Further bolstering growth expectations is the February 2024 Monthly Confidence Index for the Equipment Finance Industry from the Equipment Leasing & Finance Foundation. The index reports a qualitative assessment of both the prevailing business conditions and expectations for the future as reported by key executives from the equipment finance sector. Overall, confidence in the equipment finance market is 51.7, an increase from the January index of 48.6.
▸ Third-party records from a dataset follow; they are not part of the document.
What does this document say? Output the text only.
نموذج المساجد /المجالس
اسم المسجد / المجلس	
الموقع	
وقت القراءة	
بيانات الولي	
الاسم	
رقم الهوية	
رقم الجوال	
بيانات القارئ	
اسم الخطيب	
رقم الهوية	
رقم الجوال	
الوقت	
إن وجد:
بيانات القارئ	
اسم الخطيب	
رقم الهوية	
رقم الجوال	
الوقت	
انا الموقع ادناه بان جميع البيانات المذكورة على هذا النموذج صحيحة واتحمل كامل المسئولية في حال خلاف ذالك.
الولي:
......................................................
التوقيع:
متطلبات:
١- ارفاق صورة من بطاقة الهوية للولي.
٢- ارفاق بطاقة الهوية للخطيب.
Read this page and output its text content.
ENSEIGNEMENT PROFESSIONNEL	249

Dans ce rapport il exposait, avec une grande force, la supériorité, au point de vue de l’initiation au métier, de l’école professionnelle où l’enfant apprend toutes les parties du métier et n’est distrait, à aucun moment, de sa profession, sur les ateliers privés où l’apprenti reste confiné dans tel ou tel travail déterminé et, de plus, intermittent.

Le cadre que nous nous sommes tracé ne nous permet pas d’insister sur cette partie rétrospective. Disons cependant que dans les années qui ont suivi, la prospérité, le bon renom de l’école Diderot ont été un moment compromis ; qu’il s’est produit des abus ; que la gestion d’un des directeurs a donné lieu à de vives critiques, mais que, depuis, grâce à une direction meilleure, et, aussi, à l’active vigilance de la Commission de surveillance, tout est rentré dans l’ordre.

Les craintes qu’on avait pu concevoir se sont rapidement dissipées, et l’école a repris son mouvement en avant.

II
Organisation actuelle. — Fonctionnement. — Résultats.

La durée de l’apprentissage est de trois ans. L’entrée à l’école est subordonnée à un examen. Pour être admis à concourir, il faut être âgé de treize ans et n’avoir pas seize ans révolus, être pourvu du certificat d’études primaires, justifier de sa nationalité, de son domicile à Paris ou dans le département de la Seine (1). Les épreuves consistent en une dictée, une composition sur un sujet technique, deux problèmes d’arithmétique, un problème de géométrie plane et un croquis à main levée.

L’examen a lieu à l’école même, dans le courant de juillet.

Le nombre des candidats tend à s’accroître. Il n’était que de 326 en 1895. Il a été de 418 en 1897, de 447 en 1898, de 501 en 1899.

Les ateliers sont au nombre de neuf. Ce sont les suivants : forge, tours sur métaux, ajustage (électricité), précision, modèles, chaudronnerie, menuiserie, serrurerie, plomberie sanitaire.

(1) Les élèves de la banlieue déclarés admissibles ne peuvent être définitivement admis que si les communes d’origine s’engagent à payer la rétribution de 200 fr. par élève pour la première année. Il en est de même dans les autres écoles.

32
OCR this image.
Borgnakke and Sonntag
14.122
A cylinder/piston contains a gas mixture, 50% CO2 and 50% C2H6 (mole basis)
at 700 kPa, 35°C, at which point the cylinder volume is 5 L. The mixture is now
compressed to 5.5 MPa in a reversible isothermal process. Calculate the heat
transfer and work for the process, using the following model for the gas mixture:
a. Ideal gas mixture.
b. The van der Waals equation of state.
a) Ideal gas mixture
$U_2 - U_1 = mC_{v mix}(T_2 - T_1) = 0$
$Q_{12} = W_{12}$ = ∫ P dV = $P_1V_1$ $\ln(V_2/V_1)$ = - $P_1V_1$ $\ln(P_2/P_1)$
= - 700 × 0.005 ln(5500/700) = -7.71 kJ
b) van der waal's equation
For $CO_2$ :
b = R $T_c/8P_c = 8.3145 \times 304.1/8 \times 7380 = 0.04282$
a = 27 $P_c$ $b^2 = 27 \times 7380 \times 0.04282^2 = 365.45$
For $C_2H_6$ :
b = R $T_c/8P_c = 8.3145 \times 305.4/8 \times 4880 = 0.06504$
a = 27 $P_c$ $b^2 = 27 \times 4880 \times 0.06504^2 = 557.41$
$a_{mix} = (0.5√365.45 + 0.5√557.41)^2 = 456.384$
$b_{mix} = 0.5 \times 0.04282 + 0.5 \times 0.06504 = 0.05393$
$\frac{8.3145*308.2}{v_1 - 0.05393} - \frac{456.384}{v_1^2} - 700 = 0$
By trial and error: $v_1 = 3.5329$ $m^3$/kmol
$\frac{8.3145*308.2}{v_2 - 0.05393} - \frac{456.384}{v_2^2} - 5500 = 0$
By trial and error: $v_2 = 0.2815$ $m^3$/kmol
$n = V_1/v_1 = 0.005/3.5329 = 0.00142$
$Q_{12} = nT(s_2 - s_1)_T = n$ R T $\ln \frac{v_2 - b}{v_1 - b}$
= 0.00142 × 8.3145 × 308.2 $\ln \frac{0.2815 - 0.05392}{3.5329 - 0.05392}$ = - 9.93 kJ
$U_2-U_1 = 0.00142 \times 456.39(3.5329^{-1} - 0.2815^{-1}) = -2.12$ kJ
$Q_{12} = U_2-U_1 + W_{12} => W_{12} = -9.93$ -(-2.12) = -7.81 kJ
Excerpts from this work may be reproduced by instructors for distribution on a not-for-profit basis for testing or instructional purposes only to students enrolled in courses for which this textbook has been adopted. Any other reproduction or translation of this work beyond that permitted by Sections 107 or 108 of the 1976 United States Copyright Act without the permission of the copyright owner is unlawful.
In the survey, 17.9% of respondents believe that U.S. economic conditions will get “better” over the next six months, up from 13.8% in January. 67.9% indicate they believe the U.S. economy will “stay the same” over the next six months, an increase from 65.5% last month. 14.3% believe economic conditions in the U.S. will worsen over the next six months, a decrease from 20.7% the previous month.
Seth Skydel is a writer with 38 years of experience covering the trucking, utility, construction, and related markets.